Since they offer investors an opportunity to invest in real estate, it’s important to understand this: how do REITs work? The first step is to come out with an IPO that is open to investors. After the IPO, the shares of the REIT are listed on the stock exchange, where they can be bought and sold freely.
How does a real estate investment trust work to the benefit of investors and the real estate industry? Let’s take a look:
• Easy to invest in real estate: REITs make it much easier for the average investor to put his or her money in real estate. Investing in this sector requires a lot of capital, which many people may not have. REITs enables investors to invest small amounts and reap the benefits of capital appreciation and rental income. It also gives retail investors an opportunity to invest in hitherto inaccessible areas like commercial and office property.
• Diversification: It’s always a good idea to have a diversified portfolio since it allows risks to be spread out over different asset classes. Most investors have found it difficult to include real estate in their investment portfolios because of the high cost involved. REITs offer an excellent way of diversifying your portfolio and investing in real estate without spending large sums.
• Liquidity: Another problem that people face while investing in real state is the lack of liquidity. If you need urgent cash, it’s hard to sell property off quickly, and if you’re in a rush, you may not be able to negotiate the price you want. REITs are listed on the stock exchange so you can sell then whenever you want.

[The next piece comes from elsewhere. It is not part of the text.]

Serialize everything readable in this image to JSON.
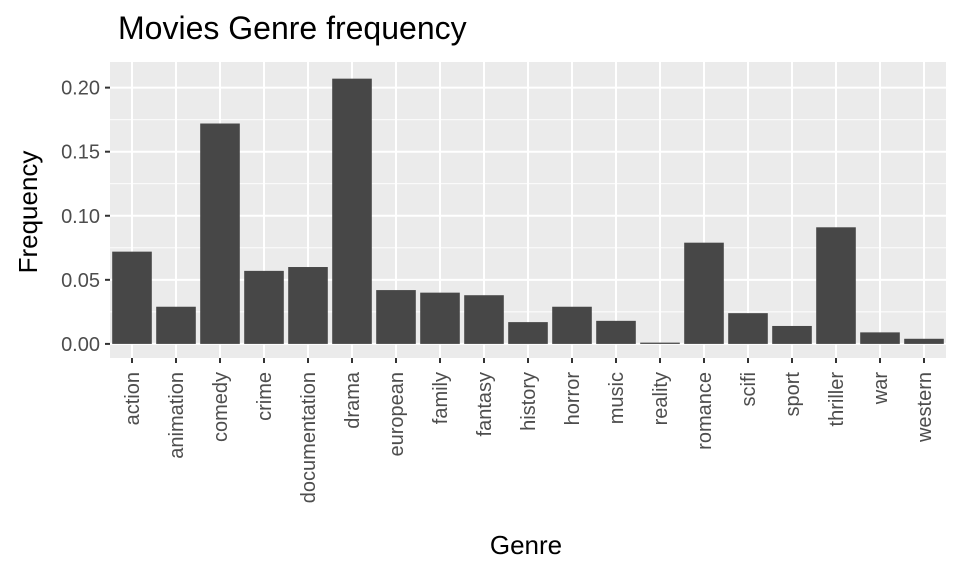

• Boost to real estate: The real estate sector often has trouble getting access to funds. REITs will help broaden the investor base and help the sector get the funds it needs from a large section of the investing public.
• Professional expertise: REITs are run by professional managers who can optimise returns for you. Most people lack the expertise to buy and sell property, and the returns they may be earning may not be optimal. Lay investors also don’t have to play landlord, with all the headaches of recalcitrant and unreliable tenants.
• Inflation protection: Inflation can eat away into your capital each year. REITs offers an excellent way of beating inflation since returns will be far higher than the inflation rate.
• Low volatility: REITs tend to be less volatile than equity, since property values and rentals tend to be more stable than share prices.